Noch bis vor kurzem in der öffentlichen Kontroverse

Spektakulär war auch die Auffindung von Klaus Barbie, dem einstigen Gestapo-Chef in Lyon - Beiname: "Der Schlächter von Lyon". Auf Recherchen der Klarsfelds hin lieferte Bolivien Barbie 1983 schließlich nach Frankreich aus, wo er auch verurteilt wurde. Auch der Eichmann-Vertreter Alois Brunner wurden auf Bemühen des Ehepaars Klarsfeld aufgespürt. Gemeinsam mit ihrem Mann brachte Beate Klarsfeld später ein Buch heraus, in dem sie die Namen von 80 000 Opfern der Judenverfolgung in Frankreich auflistet.

In der jüngeren Vergangenheit stand Beate Klarsfeld erneut in der öffentlichen Kontroverse. Es ging um die Frage, in welchem Umfang sie mit der DDR-Regierung kooperierte, um Politiker im westlichen Nachkriegsdeutschland für ihre Verbrechen während der NS-Zeit zur Verantwortung zu ziehen.
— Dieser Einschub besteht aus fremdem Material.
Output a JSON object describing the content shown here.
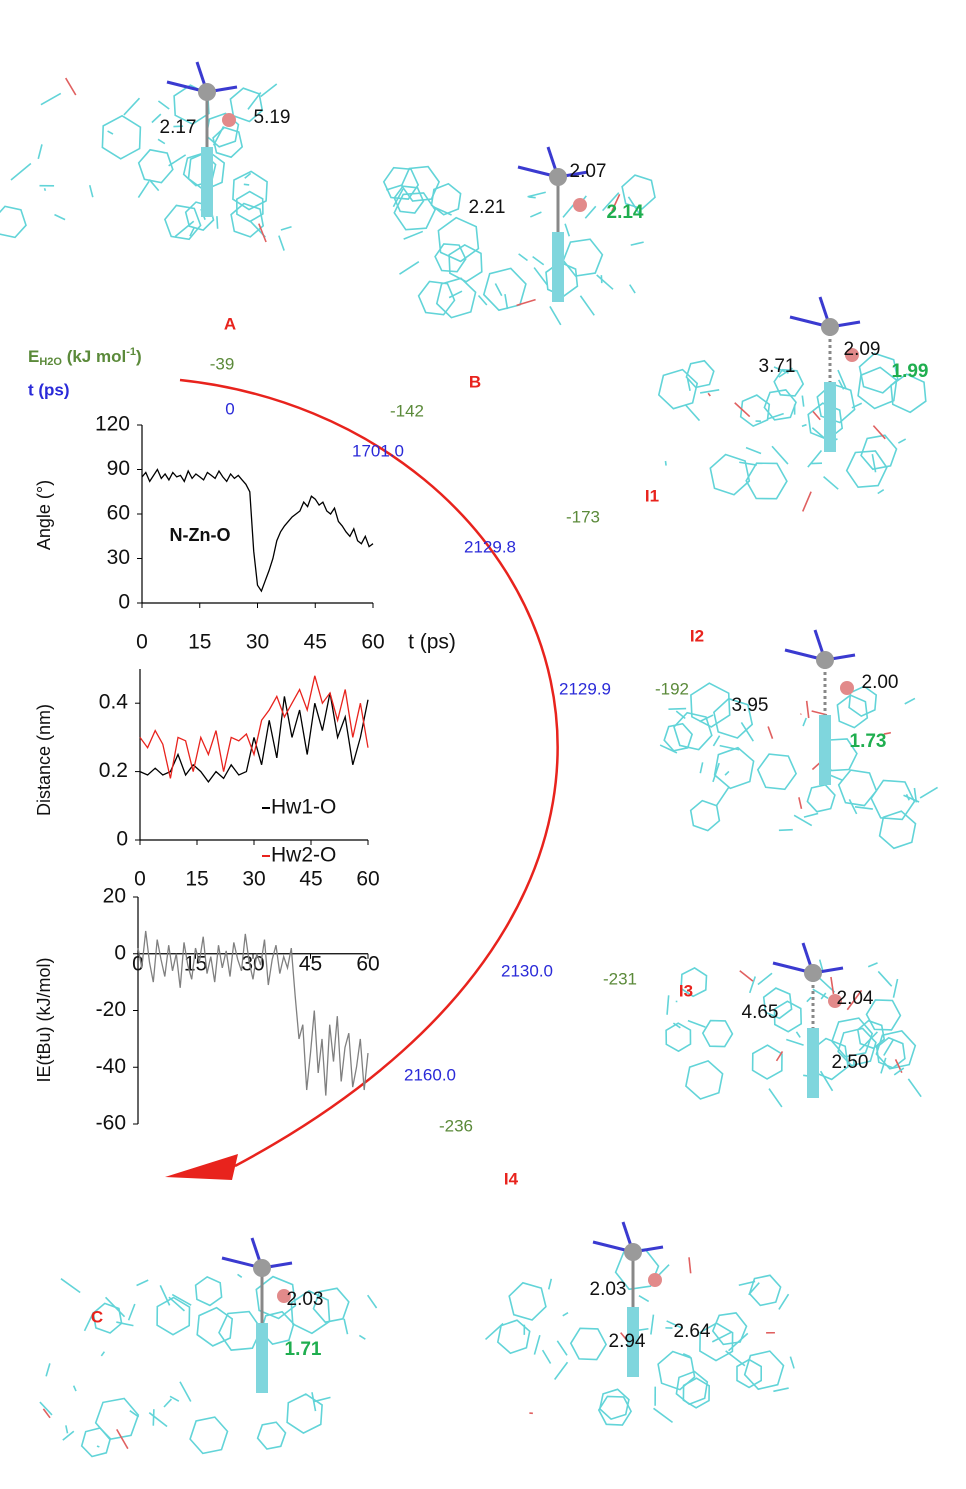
{
  "axis_headers": {
    "energy": {
      "main": "E",
      "sub": "H2O",
      "unit": " (kJ mol",
      "sup": "-1",
      "close": ")"
    },
    "time": "t (ps)"
  },
  "pathway": {
    "energies": [
      "-39",
      "-142",
      "-173",
      "-192",
      "-231",
      "-236"
    ],
    "times": [
      "0",
      "1701.0",
      "2129.8",
      "2129.9",
      "2130.0",
      "2160.0"
    ]
  },
  "panels": [
    {
      "label": "A",
      "distances": [
        {
          "text": "2.17",
          "color": "#111111"
        },
        {
          "text": "5.19",
          "color": "#111111"
        }
      ]
    },
    {
      "label": "B",
      "distances": [
        {
          "text": "2.07",
          "color": "#111111"
        },
        {
          "text": "2.21",
          "color": "#111111"
        },
        {
          "text": "2.14",
          "color": "#1fae4f"
        }
      ]
    },
    {
      "label": "I1",
      "distances": [
        {
          "text": "3.71",
          "color": "#111111"
        },
        {
          "text": "2.09",
          "color": "#111111"
        },
        {
          "text": "1.99",
          "color": "#1fae4f"
        }
      ]
    },
    {
      "label": "I2",
      "distances": [
        {
          "text": "3.95",
          "color": "#111111"
        },
        {
          "text": "2.00",
          "color": "#111111"
        },
        {
          "text": "1.73",
          "color": "#1fae4f"
        }
      ]
    },
    {
      "label": "I3",
      "distances": [
        {
          "text": "4.65",
          "color": "#111111"
        },
        {
          "text": "2.04",
          "color": "#111111"
        },
        {
          "text": "2.50",
          "color": "#111111"
        }
      ]
    },
    {
      "label": "I4",
      "distances": [
        {
          "text": "2.03",
          "color": "#111111"
        },
        {
          "text": "2.94",
          "color": "#111111"
        },
        {
          "text": "2.64",
          "color": "#111111"
        }
      ]
    },
    {
      "label": "C",
      "distances": [
        {
          "text": "2.03",
          "color": "#111111"
        },
        {
          "text": "1.71",
          "color": "#1fae4f"
        }
      ]
    }
  ],
  "chart_data": [
    {
      "type": "line",
      "ylabel": "Angle (°)",
      "xlabel": "t (ps)",
      "annotation": "N-Zn-O",
      "color": "#000000",
      "xlim": [
        0,
        60
      ],
      "xticks": [
        0,
        15,
        30,
        45,
        60
      ],
      "ylim": [
        0,
        120
      ],
      "yticks": [
        0,
        30,
        60,
        90,
        120
      ],
      "x": [
        0,
        1,
        2,
        3,
        4,
        5,
        6,
        7,
        8,
        9,
        10,
        11,
        12,
        13,
        14,
        15,
        16,
        17,
        18,
        19,
        20,
        21,
        22,
        23,
        24,
        25,
        26,
        27,
        28,
        29,
        30,
        31,
        32,
        33,
        34,
        35,
        36,
        37,
        38,
        39,
        40,
        41,
        42,
        43,
        44,
        45,
        46,
        47,
        48,
        49,
        50,
        51,
        52,
        53,
        54,
        55,
        56,
        57,
        58,
        59,
        60
      ],
      "values": [
        85,
        88,
        82,
        86,
        90,
        84,
        87,
        83,
        88,
        85,
        86,
        82,
        89,
        84,
        87,
        85,
        83,
        88,
        86,
        84,
        89,
        85,
        82,
        87,
        84,
        86,
        83,
        80,
        75,
        35,
        12,
        8,
        15,
        22,
        30,
        42,
        48,
        52,
        55,
        58,
        60,
        62,
        68,
        65,
        72,
        70,
        66,
        68,
        62,
        60,
        64,
        55,
        52,
        48,
        45,
        50,
        42,
        40,
        45,
        38,
        40
      ]
    },
    {
      "type": "line",
      "ylabel": "Distance (nm)",
      "xlim": [
        0,
        60
      ],
      "xticks": [
        0,
        15,
        30,
        45,
        60
      ],
      "ylim": [
        0,
        0.5
      ],
      "yticks": [
        0,
        0.2,
        0.4
      ],
      "x": [
        0,
        2,
        4,
        6,
        8,
        10,
        12,
        14,
        16,
        18,
        20,
        22,
        24,
        26,
        28,
        30,
        32,
        34,
        36,
        38,
        40,
        42,
        44,
        46,
        48,
        50,
        52,
        54,
        56,
        58,
        60
      ],
      "series": [
        {
          "name": "Hw1-O",
          "color": "#000000",
          "values": [
            0.2,
            0.19,
            0.21,
            0.19,
            0.2,
            0.25,
            0.19,
            0.22,
            0.2,
            0.17,
            0.2,
            0.18,
            0.22,
            0.19,
            0.2,
            0.3,
            0.22,
            0.35,
            0.24,
            0.42,
            0.3,
            0.38,
            0.25,
            0.4,
            0.32,
            0.43,
            0.3,
            0.36,
            0.22,
            0.3,
            0.41
          ]
        },
        {
          "name": "Hw2-O",
          "color": "#e8231d",
          "values": [
            0.3,
            0.27,
            0.32,
            0.28,
            0.18,
            0.3,
            0.29,
            0.2,
            0.3,
            0.25,
            0.32,
            0.2,
            0.3,
            0.29,
            0.31,
            0.25,
            0.35,
            0.38,
            0.42,
            0.36,
            0.4,
            0.44,
            0.38,
            0.48,
            0.4,
            0.43,
            0.35,
            0.44,
            0.3,
            0.4,
            0.27
          ]
        }
      ]
    },
    {
      "type": "line",
      "ylabel": "IE(tBu) (kJ/mol)",
      "color": "#808080",
      "xlim": [
        0,
        60
      ],
      "xticks": [
        0,
        15,
        30,
        45,
        60
      ],
      "ylim": [
        -60,
        20
      ],
      "yticks": [
        -60,
        -40,
        -20,
        0,
        20
      ],
      "x": [
        0,
        1,
        2,
        3,
        4,
        5,
        6,
        7,
        8,
        9,
        10,
        11,
        12,
        13,
        14,
        15,
        16,
        17,
        18,
        19,
        20,
        21,
        22,
        23,
        24,
        25,
        26,
        27,
        28,
        29,
        30,
        31,
        32,
        33,
        34,
        35,
        36,
        37,
        38,
        39,
        40,
        41,
        42,
        43,
        44,
        45,
        46,
        47,
        48,
        49,
        50,
        51,
        52,
        53,
        54,
        55,
        56,
        57,
        58,
        59,
        60
      ],
      "values": [
        2,
        -5,
        8,
        -3,
        -10,
        5,
        -2,
        -8,
        3,
        -6,
        0,
        -12,
        4,
        -4,
        -9,
        2,
        -3,
        6,
        -7,
        -1,
        -10,
        3,
        -5,
        1,
        -8,
        4,
        -2,
        -6,
        7,
        -3,
        -9,
        0,
        -4,
        5,
        -11,
        -2,
        3,
        -7,
        -1,
        -5,
        2,
        -15,
        -30,
        -25,
        -48,
        -35,
        -20,
        -42,
        -30,
        -50,
        -25,
        -38,
        -22,
        -45,
        -33,
        -28,
        -47,
        -40,
        -30,
        -48,
        -35
      ]
    }
  ]
}
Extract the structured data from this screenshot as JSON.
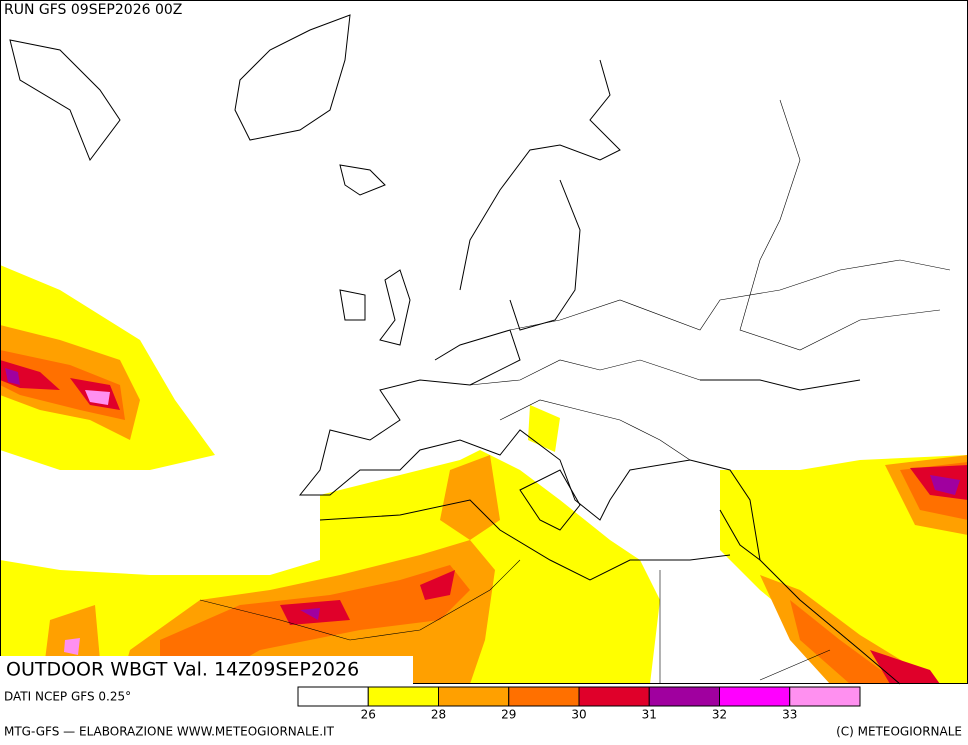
{
  "header": {
    "run": "RUN GFS 09SEP2026 00Z"
  },
  "title": "OUTDOOR WBGT Val. 14Z09SEP2026",
  "source": "DATI NCEP GFS 0.25°",
  "legend": {
    "colors": [
      "#ffffff",
      "#ffff00",
      "#ffa000",
      "#ff7000",
      "#e0002a",
      "#a0009f",
      "#ff00ff",
      "#ff90f0"
    ],
    "thresholds": [
      26,
      28,
      29,
      30,
      31,
      32,
      33
    ]
  },
  "footer": {
    "left": "MTG-GFS — ELABORAZIONE WWW.METEOGIORNALE.IT",
    "right": "(C) METEOGIORNALE"
  }
}
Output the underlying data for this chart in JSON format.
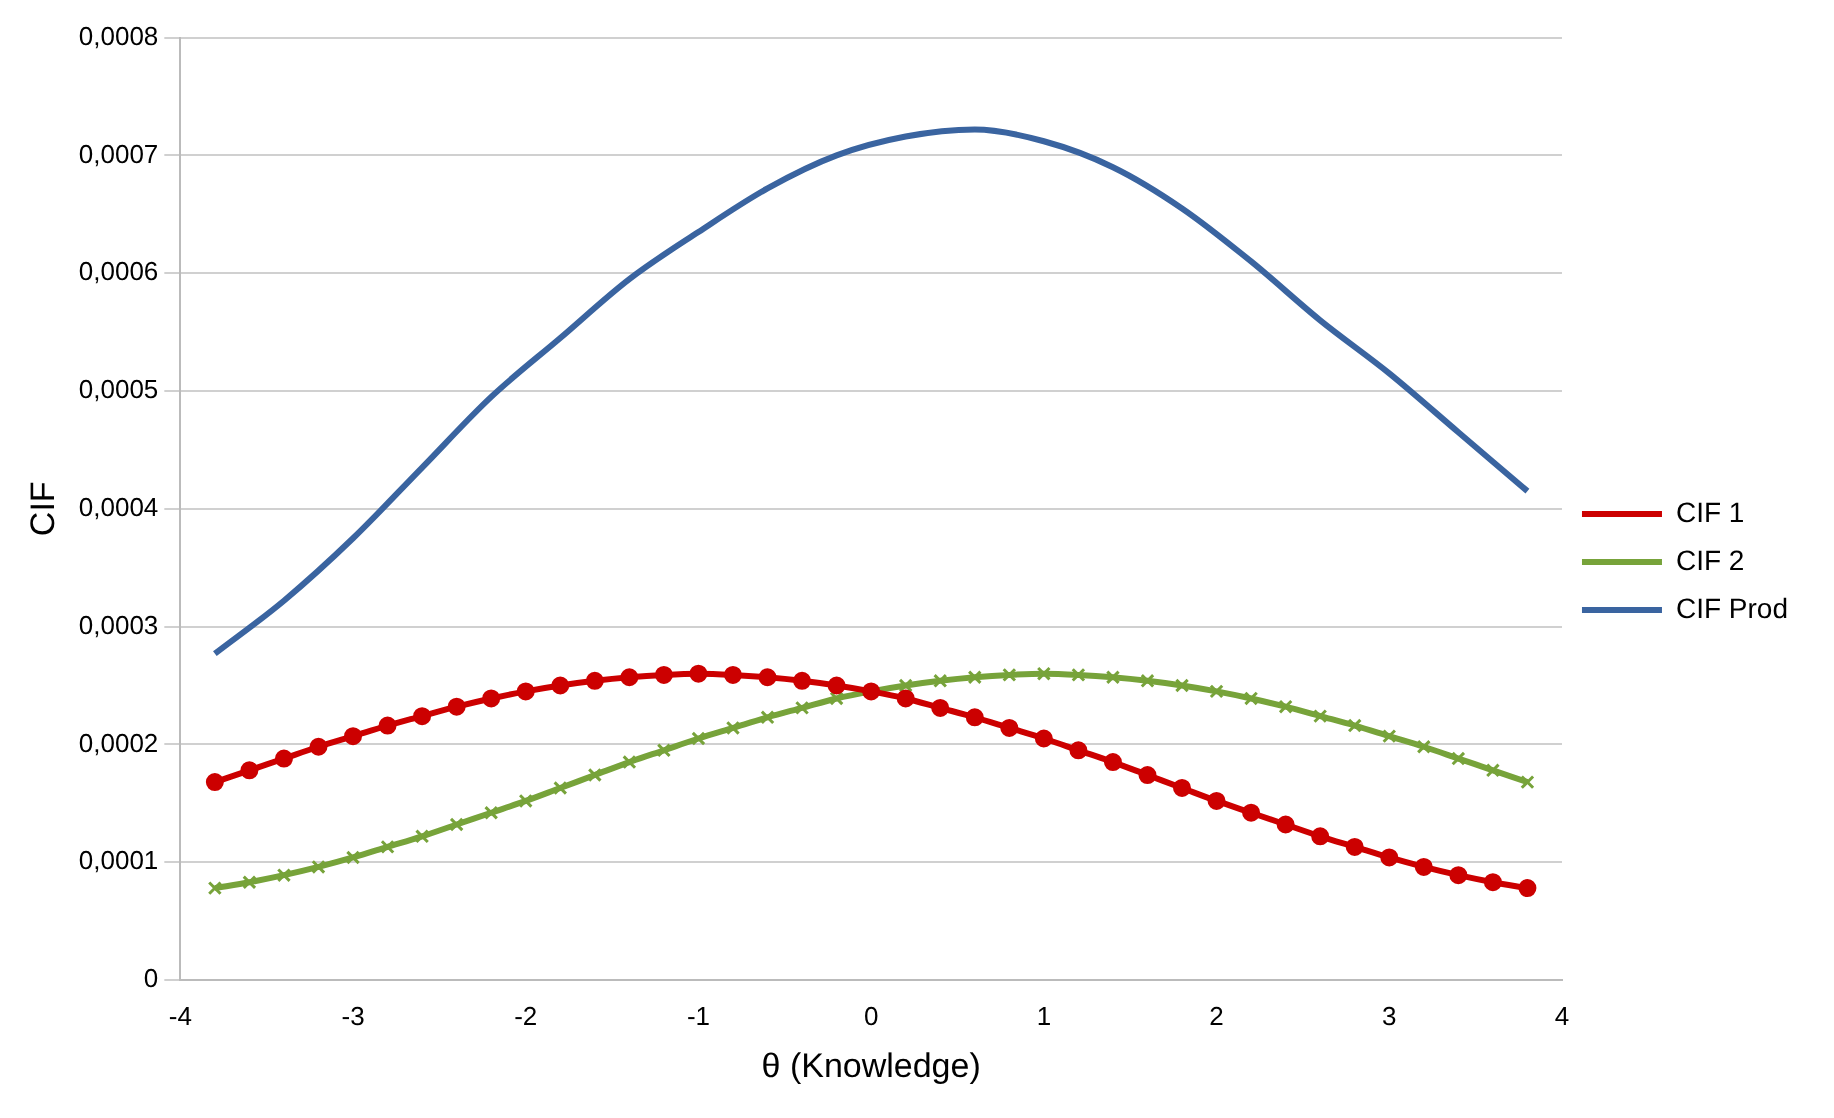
{
  "chart_data": {
    "type": "line",
    "xlabel": "θ (Knowledge)",
    "ylabel": "CIF",
    "xlim": [
      -4,
      4
    ],
    "xticks": [
      -4,
      -3,
      -2,
      -1,
      0,
      1,
      2,
      3,
      4
    ],
    "ylim": [
      0,
      0.0008
    ],
    "yticks": [
      {
        "value": 0,
        "label": "0"
      },
      {
        "value": 0.0001,
        "label": "0,0001"
      },
      {
        "value": 0.0002,
        "label": "0,0002"
      },
      {
        "value": 0.0003,
        "label": "0,0003"
      },
      {
        "value": 0.0004,
        "label": "0,0004"
      },
      {
        "value": 0.0005,
        "label": "0,0005"
      },
      {
        "value": 0.0006,
        "label": "0,0006"
      },
      {
        "value": 0.0007,
        "label": "0,0007"
      },
      {
        "value": 0.0008,
        "label": "0,0008"
      }
    ],
    "grid": "y",
    "legend": "right",
    "x": [
      -3.8,
      -3.6,
      -3.4,
      -3.2,
      -3.0,
      -2.8,
      -2.6,
      -2.4,
      -2.2,
      -2.0,
      -1.8,
      -1.6,
      -1.4,
      -1.2,
      -1.0,
      -0.8,
      -0.6,
      -0.4,
      -0.2,
      0,
      0.2,
      0.4,
      0.6,
      0.8,
      1.0,
      1.2,
      1.4,
      1.6,
      1.8,
      2.0,
      2.2,
      2.4,
      2.6,
      2.8,
      3.0,
      3.2,
      3.4,
      3.6,
      3.8
    ],
    "series": [
      {
        "name": "CIF 1",
        "color": "#cc0000",
        "marker": "circle",
        "values": [
          0.000168,
          0.000178,
          0.000188,
          0.000198,
          0.000207,
          0.000216,
          0.000224,
          0.000232,
          0.000239,
          0.000245,
          0.00025,
          0.000254,
          0.000257,
          0.000259,
          0.00026,
          0.000259,
          0.000257,
          0.000254,
          0.00025,
          0.000245,
          0.000239,
          0.000231,
          0.000223,
          0.000214,
          0.000205,
          0.000195,
          0.000185,
          0.000174,
          0.000163,
          0.000152,
          0.000142,
          0.000132,
          0.000122,
          0.000113,
          0.000104,
          9.6e-05,
          8.9e-05,
          8.3e-05,
          7.8e-05
        ]
      },
      {
        "name": "CIF 2",
        "color": "#77a33a",
        "marker": "cross",
        "values": [
          7.8e-05,
          8.3e-05,
          8.9e-05,
          9.6e-05,
          0.000104,
          0.000113,
          0.000122,
          0.000132,
          0.000142,
          0.000152,
          0.000163,
          0.000174,
          0.000185,
          0.000195,
          0.000205,
          0.000214,
          0.000223,
          0.000231,
          0.000239,
          0.000245,
          0.00025,
          0.000254,
          0.000257,
          0.000259,
          0.00026,
          0.000259,
          0.000257,
          0.000254,
          0.00025,
          0.000245,
          0.000239,
          0.000232,
          0.000224,
          0.000216,
          0.000207,
          0.000198,
          0.000188,
          0.000178,
          0.000168
        ]
      },
      {
        "name": "CIF Prod",
        "color": "#3a64a0",
        "marker": "none",
        "x": [
          -3.8,
          -3.4,
          -3.0,
          -2.6,
          -2.2,
          -1.8,
          -1.4,
          -1.0,
          -0.6,
          -0.2,
          0.2,
          0.6,
          1.0,
          1.4,
          1.8,
          2.2,
          2.6,
          3.0,
          3.4,
          3.8
        ],
        "values": [
          0.000277,
          0.000322,
          0.000375,
          0.000435,
          0.000495,
          0.000545,
          0.000595,
          0.000635,
          0.000672,
          0.0007,
          0.000716,
          0.000722,
          0.000712,
          0.00069,
          0.000655,
          0.00061,
          0.00056,
          0.000515,
          0.000465,
          0.000415
        ]
      }
    ]
  }
}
2012 wurde sie von der Linkspartei als Gegenkandidatin zu Joachim Gauck für das Amt der Bundespräsidentin vorgeschlagen. Gauck hatte nach seiner Wahl erklärt, sich in der Causa Klarsfeld ein eigenes Urteil bilden zu wollen. Das hat er getan: Das Präsidialamt begründete die Auszeichnung nun damit, dass Beate und Serge Klarsfeld sich um die Aufarbeitung der NS-Verbrechen verdient gemacht hätten und sich bis heute gegen Antisemitismus und politische Unterdrückung einsetzten.

Die deutsche Botschafterin in Frankreich, Susanne Wasum-Rainer, sagte bei der Übergabe: "Was Sie vollbracht haben, ist unschätzbar." Serge Klarsfeld nannte die Ehrung eine "Hommage an unsere Unbeugsamkeit".